When the IDC that hosts the primary OceanBase cluster fails due to, for example, power outage, you can convert a standby cluster in the other IDC to the primary cluster to provide services. This way, your business can be recovered soon.

Prerequisites

The current cluster is a standby cluster and is in Running state.
The primary cluster corresponding to the current cluster is stopped or unavailable, and all OBServer nodes of the primary cluster are inactive.
The current cluster is in Maximum Performance mode.
The version of the current cluster is OceanBase Database V2.2.76 or later and earlier than V4.0.

Procedure

Log on to the follower OceanBase Cloud Platform (OCP) cluster and click Clusters in the left-side navigation pane. On the Clusters page, click the name of a standby cluster.
On the page that appears, click the More icon in the upper-right corner and select Switch to Primary Cluster: Disaster Recovery.
In the dialog box that appears, click Switching Disaster Recovery.
Wait for the Failover ob cluster task to complete. Then, the standby cluster provides services as the new primary cluster.

Note

Standby clusters are not fully synchronized with the primary cluster. Therefore, the disaster recovery failover involves data loss. We recommend that you select the standby cluster with the smallest synchronization latency. You can go to the overview page of a standby cluster and view the synchronization latency value of the cluster in the Synchronization Status field in the basic information section.

After the disaster recovery failover is completed, the original primary cluster is discarded as a separate cluster instead of becoming a standby cluster. We recommend that you delete the discarded cluster from OCP.

After the disaster recovery failover is completed, data cannot be synchronized between the new primary cluster and other standby clusters of the original primary cluster. We recommend that you delete other standby clusters of the original primary cluster from OCP.

FAQ

What can I do if the disaster recovery failover fails and the error message prompts that an active OBServer node exists?

Before you perform a disaster recovery failover, check whether all OBServer nodes in the primary cluster are inactive. If not, stop the observer process on active OBServer nodes in the primary cluster.

What can I do to accelerate the failover of a standby cluster if I use OCP earlier than V3.3.0?

You can manually modify the following two hidden parameters and restore their original values after the failover is completed:

_mini_merge_concurrency: specifies the concurrency of a minor compaction.
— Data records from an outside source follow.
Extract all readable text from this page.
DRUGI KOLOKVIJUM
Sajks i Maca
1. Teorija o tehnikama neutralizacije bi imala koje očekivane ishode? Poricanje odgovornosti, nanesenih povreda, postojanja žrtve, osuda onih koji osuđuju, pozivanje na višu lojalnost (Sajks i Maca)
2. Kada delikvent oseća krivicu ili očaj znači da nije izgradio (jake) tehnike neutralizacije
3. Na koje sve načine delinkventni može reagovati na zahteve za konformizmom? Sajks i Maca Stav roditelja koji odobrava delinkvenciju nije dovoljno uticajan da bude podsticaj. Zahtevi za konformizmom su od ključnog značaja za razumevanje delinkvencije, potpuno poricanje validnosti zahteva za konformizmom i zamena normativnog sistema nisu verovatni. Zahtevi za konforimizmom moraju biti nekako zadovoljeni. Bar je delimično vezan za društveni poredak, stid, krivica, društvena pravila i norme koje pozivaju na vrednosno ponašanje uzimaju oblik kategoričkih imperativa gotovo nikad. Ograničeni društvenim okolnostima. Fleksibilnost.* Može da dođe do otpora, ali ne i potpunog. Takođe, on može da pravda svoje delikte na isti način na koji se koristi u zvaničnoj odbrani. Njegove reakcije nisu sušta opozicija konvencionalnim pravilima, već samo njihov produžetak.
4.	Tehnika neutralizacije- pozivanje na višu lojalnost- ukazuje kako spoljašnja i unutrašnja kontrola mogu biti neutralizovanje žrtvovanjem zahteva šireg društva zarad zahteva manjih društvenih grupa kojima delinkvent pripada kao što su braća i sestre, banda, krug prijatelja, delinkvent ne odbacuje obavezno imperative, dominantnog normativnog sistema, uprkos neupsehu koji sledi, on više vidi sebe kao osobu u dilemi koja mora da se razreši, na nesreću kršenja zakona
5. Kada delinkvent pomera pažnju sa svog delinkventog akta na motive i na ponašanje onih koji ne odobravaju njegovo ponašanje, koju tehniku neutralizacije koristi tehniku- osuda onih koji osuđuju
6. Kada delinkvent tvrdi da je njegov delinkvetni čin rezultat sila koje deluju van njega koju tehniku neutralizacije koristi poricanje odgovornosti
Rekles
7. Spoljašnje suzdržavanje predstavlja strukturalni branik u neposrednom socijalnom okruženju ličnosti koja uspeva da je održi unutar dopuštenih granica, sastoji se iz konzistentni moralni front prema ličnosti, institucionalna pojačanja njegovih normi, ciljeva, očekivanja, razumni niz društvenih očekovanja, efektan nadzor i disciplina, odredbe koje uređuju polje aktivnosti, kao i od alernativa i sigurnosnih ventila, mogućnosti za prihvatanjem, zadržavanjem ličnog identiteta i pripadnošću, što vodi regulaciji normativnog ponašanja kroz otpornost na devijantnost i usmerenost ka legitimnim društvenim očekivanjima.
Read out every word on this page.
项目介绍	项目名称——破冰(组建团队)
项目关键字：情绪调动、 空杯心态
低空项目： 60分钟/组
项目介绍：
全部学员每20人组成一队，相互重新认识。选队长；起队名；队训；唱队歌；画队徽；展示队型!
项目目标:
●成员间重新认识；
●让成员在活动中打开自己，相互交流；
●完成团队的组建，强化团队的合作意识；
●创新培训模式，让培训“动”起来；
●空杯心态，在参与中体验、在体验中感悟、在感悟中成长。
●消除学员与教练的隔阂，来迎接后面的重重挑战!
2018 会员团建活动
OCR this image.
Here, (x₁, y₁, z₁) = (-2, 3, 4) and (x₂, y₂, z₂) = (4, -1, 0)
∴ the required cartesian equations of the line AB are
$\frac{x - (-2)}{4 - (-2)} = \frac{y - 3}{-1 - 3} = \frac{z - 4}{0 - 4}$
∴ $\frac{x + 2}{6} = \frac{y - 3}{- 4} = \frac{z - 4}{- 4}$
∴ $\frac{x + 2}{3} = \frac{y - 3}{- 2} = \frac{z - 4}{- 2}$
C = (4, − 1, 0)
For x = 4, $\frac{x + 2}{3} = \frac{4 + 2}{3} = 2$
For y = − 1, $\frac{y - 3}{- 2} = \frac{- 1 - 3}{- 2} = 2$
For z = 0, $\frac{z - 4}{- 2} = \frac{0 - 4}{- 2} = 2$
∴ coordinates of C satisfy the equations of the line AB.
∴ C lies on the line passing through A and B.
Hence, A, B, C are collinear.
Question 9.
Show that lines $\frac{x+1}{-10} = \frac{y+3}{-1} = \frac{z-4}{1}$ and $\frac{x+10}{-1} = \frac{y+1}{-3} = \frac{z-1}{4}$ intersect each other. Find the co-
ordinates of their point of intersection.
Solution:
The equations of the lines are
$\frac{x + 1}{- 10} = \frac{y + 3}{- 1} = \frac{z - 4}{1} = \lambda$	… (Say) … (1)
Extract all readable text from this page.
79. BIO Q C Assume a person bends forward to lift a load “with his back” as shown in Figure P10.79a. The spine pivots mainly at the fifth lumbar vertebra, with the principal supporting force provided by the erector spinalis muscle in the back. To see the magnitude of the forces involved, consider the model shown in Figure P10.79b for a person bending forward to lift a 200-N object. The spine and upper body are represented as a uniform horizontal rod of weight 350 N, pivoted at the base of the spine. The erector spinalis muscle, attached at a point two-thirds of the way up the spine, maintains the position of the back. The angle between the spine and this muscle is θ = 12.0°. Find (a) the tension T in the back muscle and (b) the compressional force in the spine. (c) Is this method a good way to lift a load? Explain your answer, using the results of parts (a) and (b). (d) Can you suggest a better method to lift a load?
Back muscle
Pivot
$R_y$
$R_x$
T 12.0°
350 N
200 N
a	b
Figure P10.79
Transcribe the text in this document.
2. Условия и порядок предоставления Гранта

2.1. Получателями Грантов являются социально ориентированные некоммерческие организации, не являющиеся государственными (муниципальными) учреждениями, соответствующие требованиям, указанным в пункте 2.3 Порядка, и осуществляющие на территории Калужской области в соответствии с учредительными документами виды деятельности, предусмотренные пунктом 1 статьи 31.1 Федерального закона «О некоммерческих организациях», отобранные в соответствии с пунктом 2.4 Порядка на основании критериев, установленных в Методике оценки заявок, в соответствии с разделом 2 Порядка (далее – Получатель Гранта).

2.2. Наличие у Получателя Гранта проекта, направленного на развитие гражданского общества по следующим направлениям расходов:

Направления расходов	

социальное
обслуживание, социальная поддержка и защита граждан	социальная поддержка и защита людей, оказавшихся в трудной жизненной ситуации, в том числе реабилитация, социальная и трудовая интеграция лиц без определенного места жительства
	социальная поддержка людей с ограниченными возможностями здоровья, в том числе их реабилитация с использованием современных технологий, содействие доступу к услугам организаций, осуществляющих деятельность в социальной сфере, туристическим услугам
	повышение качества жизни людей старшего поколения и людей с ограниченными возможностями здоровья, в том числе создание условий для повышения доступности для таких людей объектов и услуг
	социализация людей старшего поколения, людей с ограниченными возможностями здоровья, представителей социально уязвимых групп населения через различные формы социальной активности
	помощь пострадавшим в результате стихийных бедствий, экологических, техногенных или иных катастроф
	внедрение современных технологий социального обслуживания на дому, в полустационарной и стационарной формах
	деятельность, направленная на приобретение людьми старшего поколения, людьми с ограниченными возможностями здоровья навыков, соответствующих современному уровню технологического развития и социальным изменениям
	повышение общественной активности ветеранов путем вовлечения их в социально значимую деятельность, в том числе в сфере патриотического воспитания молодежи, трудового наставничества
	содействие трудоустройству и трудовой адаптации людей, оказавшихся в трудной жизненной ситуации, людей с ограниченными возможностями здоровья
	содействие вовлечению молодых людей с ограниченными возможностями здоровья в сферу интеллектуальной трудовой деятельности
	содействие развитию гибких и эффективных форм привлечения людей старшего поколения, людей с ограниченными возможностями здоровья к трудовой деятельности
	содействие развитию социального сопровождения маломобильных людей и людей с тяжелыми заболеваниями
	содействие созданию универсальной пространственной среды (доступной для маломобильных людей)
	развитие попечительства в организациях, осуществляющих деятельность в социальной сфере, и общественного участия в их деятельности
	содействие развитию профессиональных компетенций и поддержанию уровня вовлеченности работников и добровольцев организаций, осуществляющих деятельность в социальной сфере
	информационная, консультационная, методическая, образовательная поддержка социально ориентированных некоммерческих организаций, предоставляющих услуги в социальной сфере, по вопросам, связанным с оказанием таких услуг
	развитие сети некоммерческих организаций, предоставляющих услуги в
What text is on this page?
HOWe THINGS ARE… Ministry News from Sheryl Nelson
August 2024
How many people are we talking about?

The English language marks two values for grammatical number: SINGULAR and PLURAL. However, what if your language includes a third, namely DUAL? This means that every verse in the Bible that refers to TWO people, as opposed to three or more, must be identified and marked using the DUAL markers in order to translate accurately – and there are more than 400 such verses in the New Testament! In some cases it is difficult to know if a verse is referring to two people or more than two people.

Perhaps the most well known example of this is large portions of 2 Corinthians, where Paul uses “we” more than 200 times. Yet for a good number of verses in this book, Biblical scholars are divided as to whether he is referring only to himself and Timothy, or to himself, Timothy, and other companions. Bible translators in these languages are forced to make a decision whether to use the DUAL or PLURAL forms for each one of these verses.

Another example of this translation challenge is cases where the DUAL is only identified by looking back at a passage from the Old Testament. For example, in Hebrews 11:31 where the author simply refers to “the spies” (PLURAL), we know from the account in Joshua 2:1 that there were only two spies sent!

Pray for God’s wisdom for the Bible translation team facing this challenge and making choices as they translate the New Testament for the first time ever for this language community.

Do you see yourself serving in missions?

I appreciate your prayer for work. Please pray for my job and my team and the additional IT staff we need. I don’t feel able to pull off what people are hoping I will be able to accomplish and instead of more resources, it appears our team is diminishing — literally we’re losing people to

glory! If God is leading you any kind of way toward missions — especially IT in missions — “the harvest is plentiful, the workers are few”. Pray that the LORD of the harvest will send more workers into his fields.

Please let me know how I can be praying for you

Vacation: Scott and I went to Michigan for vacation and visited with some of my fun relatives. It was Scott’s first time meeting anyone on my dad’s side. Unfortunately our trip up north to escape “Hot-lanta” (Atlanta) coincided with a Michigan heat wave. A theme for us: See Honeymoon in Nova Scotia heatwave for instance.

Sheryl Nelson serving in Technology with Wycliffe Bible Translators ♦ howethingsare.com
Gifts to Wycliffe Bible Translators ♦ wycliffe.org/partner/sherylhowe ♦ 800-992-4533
The default value is 3. We recommend that you change it to 16.
_ob_minor_merge_schedule_interval: specifies the interval for scheduling minor compactions. The default value is 20s. We recommend that you change it to 3s.

# View parameter values
SQL> SELECT NAME, VALUE FROM __ALL_VIRTUAL_SYS_PARAMETER_STAT WHERE NAME = '_mini_merge_concurrency';
+-------------------------+-------+
| NAME                    | VALUE |
+-------------------------+-------+
| _mini_merge_concurrency | 3     |
+-------------------------+-------+
1 row in set
   
SQL> SELECT NAME, VALUE FROM __ALL_VIRTUAL_SYS_PARAMETER_STAT WHERE NAME = '_ob_minor_merge_schedule_interval';
+-----------------------------------+-------+
| NAME                              | VALUE |
+-----------------------------------+-------+
| _ob_minor_merge_schedule_interval | 20s   |
+-----------------------------------+-------+
1 row in set

# Change parameter values
SQL> ALTER SYSTEM SET _mini_merge_concurrency = 16;
Query OK, 0 rows affected
   
SQL> ALTER SYSTEM SET _ob_minor_merge_schedule_interval = '3s';
Query OK, 0 rows affected

Note

OCP V3.3.0 and later automatically change the values of the preceding two parameters to accelerate the failover of a standby cluster.

How long does a failover last?

The speed of a failover is related to the number of zones, OBServer nodes in a zone, and partitions. In most cases, a failover takes 30 seconds to 25 minutes to complete.

After a failover, how long does it take for my business to connect to the new primary cluster by using OBProxy?

After OCP completes a failover task, it takes 20 seconds to 1 minute for your business to connect to the new primary cluster by using OBProxy.